Asthma Disproportionately Impacts Children of Color

By: Kristen Golden Testa & Liliana Velazquez, The Children’s Partnership

Each year, the Asthma and Allergy Foundation of America declares May to be “National Asthma and Allergy Awareness Month.” Asthma is one of the most common chronic conditions affecting children and it continues to disproportionately impact children of color. In California, three out of four children are from communities of color. Children of color continue to face stark disparities in health – many attributed to the environment in which our children live.
Our health is connected to the many facets of our environment – from the air we breathe, to the food we eat, to where we live, learn, work and play. For communities of color that are disproportionately exposed to toxic conditions, such as poverty or poor living standards and air quality, addressing these social determinants of health can substantially improve health outcomes for children and families.
Nearly 1.5 million children in California have asthma. African-American children have almost twice the rate of asthma as white children (23% v 12%) and almost one in every three children of Pacific Islander descent is diagnosed with asthma. Latino and African American children make up two-thirds of children in California and yet they account for 91% of emergency department visits related to asthma.
The costs of asthma are also significant: In California, medical costs for childhood asthma, such as hospitalizations, ER visits and doctor visits amount to $460 million annually plus $233 million in indirect costs of parents’ lost wages due to children’s missed days at school. 
Asthma can often be triggered by environmental factors such as toxic air quality, including the traffic pollution from freeways built near neighborhoods or the air inside our homes. For example, mold in the carpets or rodents in the living space or crawl space can trigger asthmatic episodes. Yet families who rent their homes may also have limited options to modify carpeting, mold, or other apartment conditions that impact the air quality of their homes.  

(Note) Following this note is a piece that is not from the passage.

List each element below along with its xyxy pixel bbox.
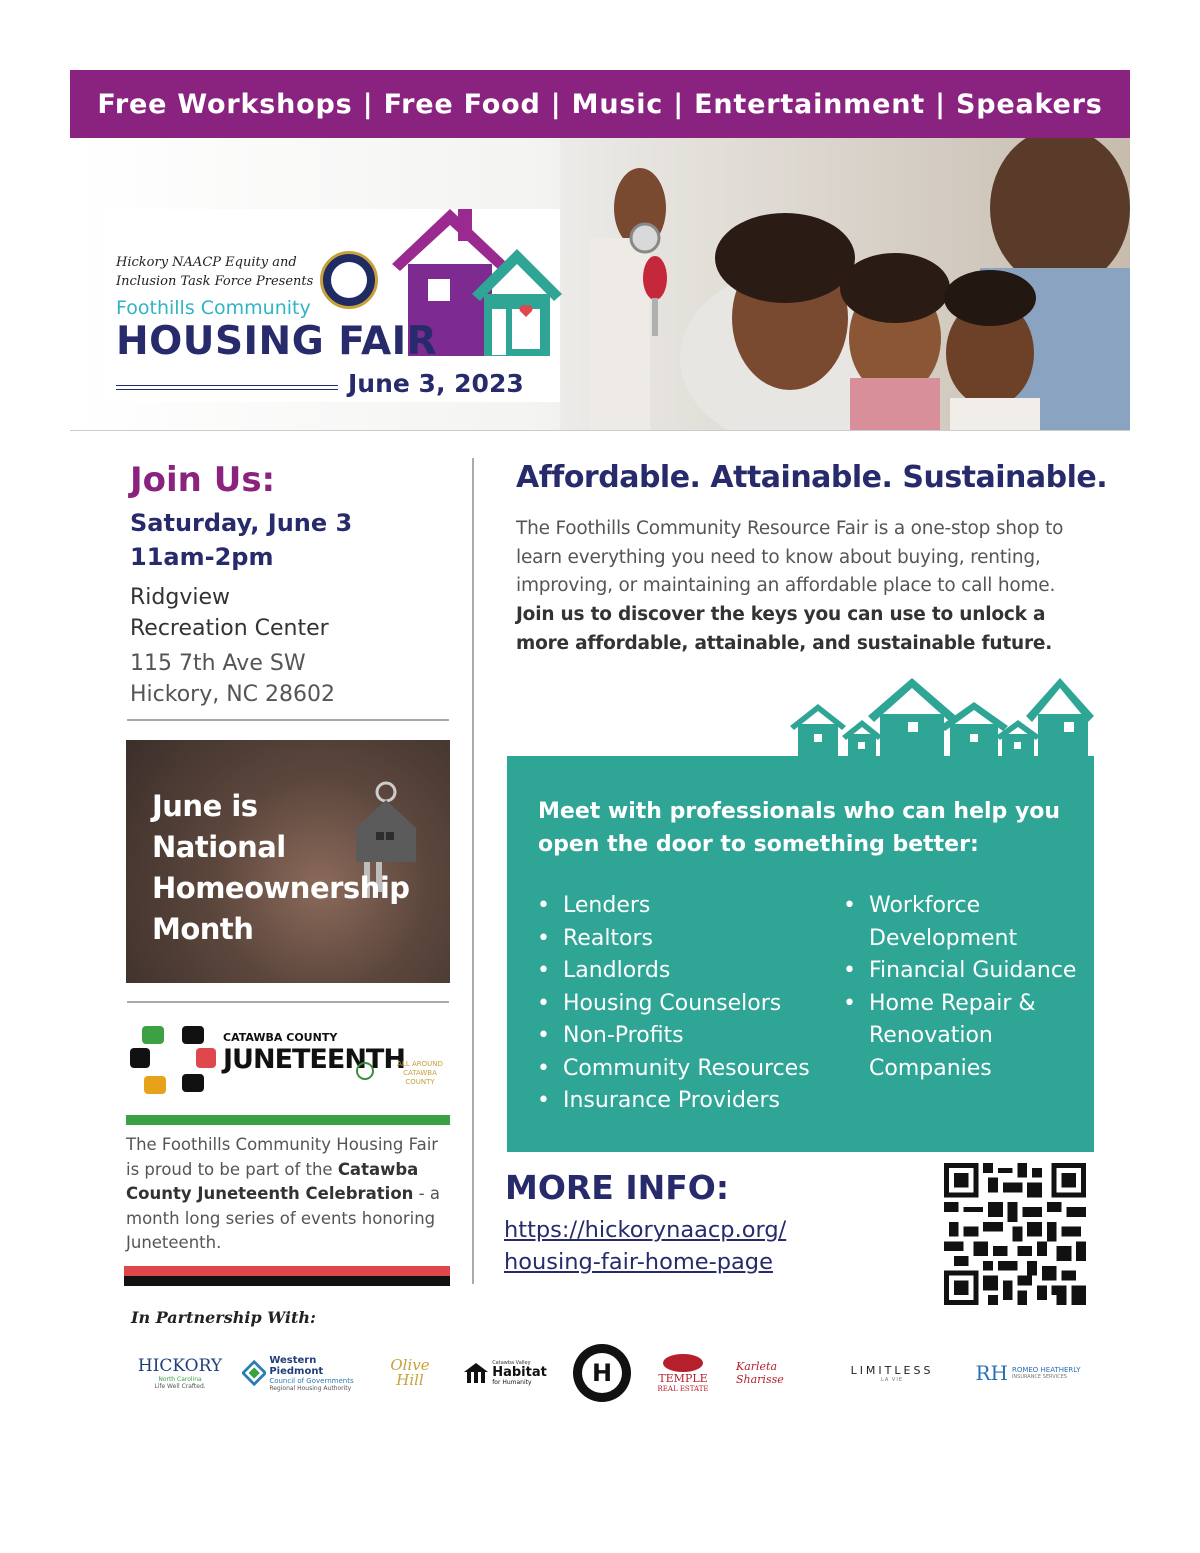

Promising new health care models to address social determinants of health can play a role. Across the nation, study after study is showing that when in-home asthma triggers are assessed and remedied, asthmatics are less likely to need to visit the ER. Addressing in-home triggers not only has a tremendous impact on children’s asthma conditions with fewer missed school days and more symptom-free days, but also creates an astounding return on investment: For every dollar spent on in-home assessment and remediation, studies have found a resulting savings between $5 to $14 from averted asthma care!
In projects across the country, including in some California counties, physicians are prescribing to asthma patients an in-home assessment of asthma triggers when it appears that the patient’s condition is exacerbated by their in-home air quality. Community health workers are trained to identify in-home asthma triggers and, in turn, propose appropriate remediation, such as having moldy carpets removed, pest control or sealing up crawl spaces. In rental homes, tenant rights advocates can work with families to move landlords to make necessary in-home remediation.  
In our state, the Let’s Get Healthy California Taskforce and Framework, which articulates a vision for California that advances health equity, includes the rate of asthma emergency room visits as one of its major metrics of health. California is also one of the first states in the nation to have an Office of Health Equity, whose mission is to promote equitable social, economic, and environmental conditions to achieve optimal health, mental health, and well-being for all.
At the legislative level, AB 391 is moving forward to adopt a statewide opportunity for Medi-Cal to cover trained community health workers to provide prescribed in-home asthma assessments for Medi-Cal children with asthma, which could identify potential environmental triggers for asthma while also reducing emergency room visits and state Medicaid costs. We are proud to join our partners RAMP and Children Now in advancing this effort. This is what smart policy for health equity looks like.
As advocates, we can help children and families by continuing to link conditions like asthma to their social and environmental causes and to promote health care solutions that address them. Let’s continue to work together so that children of color in underserved communities do not have to grow up dealing with asthma as a part of everyday life, but instead have the opportunity to grow and thrive in a healthy community and state.